Poland’s Foreign Minister Radosław Sikorski responded by asking Yad Vashem to clarify that at the time Poland was under German occupation: “Please specify that it was ‘German-occupied’ Poland,” he wrote on X.
Later the same evening Yad Vashem noted on the platform that the linked article explicitly states the requirement was imposed by German authorities: “As noted by many users and specified explicitly in the linked article, it was done by order of the German authorities.”
POLIN: social media requires exceptional precision
On Monday the POLIN Museum issued a statement titled “On writing responsibly about the past.”
Jakub Woźniak, the museum’s head of communications and marketing, wrote that while Yad Vashem’s message was “undoubtedly clear” to specialists in Holocaust studies, experts were not the main audience for social-media posts.
“Social media can reach millions around the world in an instant. A short message can spread rapidly and be taken out of context. This places even greater responsibility on institutions whose mission is to convey history,” Woźniak said.
He stressed that even well-intentioned posts can lose nuance when phrased too briefly: “Simplifications and omissions may distort meaning. Every communications team in a historical museum has learned this the hard way.”
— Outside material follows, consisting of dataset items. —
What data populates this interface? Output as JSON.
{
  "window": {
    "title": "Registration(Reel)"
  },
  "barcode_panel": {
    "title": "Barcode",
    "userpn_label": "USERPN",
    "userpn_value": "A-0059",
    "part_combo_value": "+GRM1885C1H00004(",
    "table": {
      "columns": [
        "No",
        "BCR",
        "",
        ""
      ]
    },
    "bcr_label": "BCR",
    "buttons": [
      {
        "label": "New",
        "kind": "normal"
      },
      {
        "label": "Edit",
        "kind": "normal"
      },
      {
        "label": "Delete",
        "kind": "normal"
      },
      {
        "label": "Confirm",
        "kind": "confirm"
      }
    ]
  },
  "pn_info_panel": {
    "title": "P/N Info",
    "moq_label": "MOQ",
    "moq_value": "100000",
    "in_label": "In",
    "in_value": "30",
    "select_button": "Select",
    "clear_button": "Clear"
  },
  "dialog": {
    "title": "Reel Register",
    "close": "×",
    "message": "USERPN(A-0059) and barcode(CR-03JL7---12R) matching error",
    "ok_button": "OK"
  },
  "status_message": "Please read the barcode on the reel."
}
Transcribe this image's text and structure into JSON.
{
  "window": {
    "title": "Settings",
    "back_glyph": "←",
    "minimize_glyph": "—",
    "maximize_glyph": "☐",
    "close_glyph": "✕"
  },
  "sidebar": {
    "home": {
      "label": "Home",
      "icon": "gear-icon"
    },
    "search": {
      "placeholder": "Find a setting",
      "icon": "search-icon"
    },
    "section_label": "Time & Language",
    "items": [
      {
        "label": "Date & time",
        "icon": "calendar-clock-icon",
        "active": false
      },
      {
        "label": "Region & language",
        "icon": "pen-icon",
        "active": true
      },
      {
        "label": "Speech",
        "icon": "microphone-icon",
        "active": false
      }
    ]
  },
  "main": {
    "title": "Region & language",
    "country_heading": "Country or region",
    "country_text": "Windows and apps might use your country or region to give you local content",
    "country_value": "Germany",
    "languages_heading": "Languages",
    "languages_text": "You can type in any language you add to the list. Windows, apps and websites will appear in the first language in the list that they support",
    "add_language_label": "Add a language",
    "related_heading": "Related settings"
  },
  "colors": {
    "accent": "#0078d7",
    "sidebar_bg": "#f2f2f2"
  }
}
Woźniak added that drafting a short post may take longer than writing a full article, and argued that speed should never replace accuracy: “Let us all remember this, and exercise restraint when formulating judgments and accusations,” he appealed.
In its commentary on the Yad Vashem post - which Poland's Foreign Ministry criticised as misleading - the POLIN Museum in Warsaw included a photograph of the discriminatory armband (image: Shutterstock/POLIN)
Yad Vashem reiterates commitment to accuracy
Dani Dayan, chairman of Yad Vashem, wrote on Monday that the institution presents the full historical realities of Nazism and the Second World War, including the context of countries under German occupation:
“Poland was indeed under German occupation. This is clearly reflected in our material. Any other interpretation misreads our commitment to accuracy.”
Diplomatic response to Yad Vashem's misleading post
Later that afternoon Sikorski announced that, because the original post had not been amended, he had decided to summon Israel’s ambassador to the Polish Foreign Ministry.
A ministry spokesperson confirmed that Ambassador Jaakow Finkelstein will meet Sikorski on Tuesday.
The issue has drawn comment from senior officials, including Prime Minister Donald Tusk and Deputy Prime Minister Krzysztof Gawkowski, as well as institutions such as the Institute of National Remembrance and the Auschwitz-Birkenau Museum.